A Simple Guide To Depth Conversion

Depth conversion is the act of measuring an acoustic soundwave and the time it takes for the wave to travel to another marked asset to determine the depth of the earth’s surface. The process is rather important and can sound confusing, sometimes it can be, but essentially the earth isn’t just made up of one type of rock.

You’ve probably taken a stroll along the beach and gathered a few rocks and noticed that they all are different, and they have multiple lines on them. These lines indicate different layers that make up the rocks entirety and show how exactly they were formed. Now imagine this on a much larger scale, with the earth as a huge rock.

The earth itself is made up of multiple components and multiple layers of different types of rock, all varying in thickness and form. You may have also noticed whilst strolling along the beach that some rocks are softer or more porous than others, with some even giving off a chalky like substance when touched, whereas some are much harder and when thrown keep their form without breaking. That is simply because they are two different types of rock.
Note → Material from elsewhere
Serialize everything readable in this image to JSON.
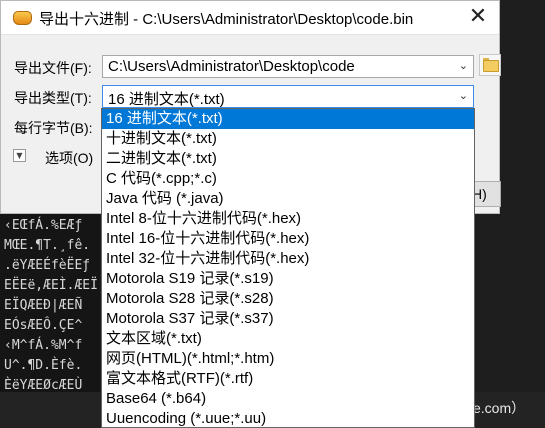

There are in fact thousands of different types of rock out there including in the earth’s surface. That is when depth conversion comes into play. When we decide to dig into the earth’s surface, we don’t fully know what we are going to get or whether we are going to be able to dig down further unless exploration into the different rock types has been taken out beforehand.

Determining Depth Conversion

You’re probably thinking what has any of this got to do with Depth Conversion? Well a lot actually. Depth is calculated using sound waves. Have you been in a cave and heard to voice echo back to you. Essentially, the deeper the cave the longer you’re going to hear the echo of your voice and for.

This type of method is used when determining depth conversion. Sound is bounced off of rocks to see how the soundwaves come back to determine the rocks velocity below the earth. Different rock types require different equipment depending on how soft or hard they are so depth conversion isn’t just about measuring soundwaves.

The deeper you are looking to go the more you will see varying rock types. You may have even seen a cross section of the earth in your Geography lessons at some point in school. You may remember seeing a multicoloured diagram with lots of different layers. These layers represent all different types of rock that can be found below the surface.

Depth conversion software can go a long way in helping ascertain types of rock and depth of them from their wavelengths to create a three-dimensional model, called a velocity model.

The process itself may not be necessarily exact but there are some depth conversion plug ins for software such as Petrel or IHS Kingdom which is designed to eliminate any errors and greatly reduce uncertainty.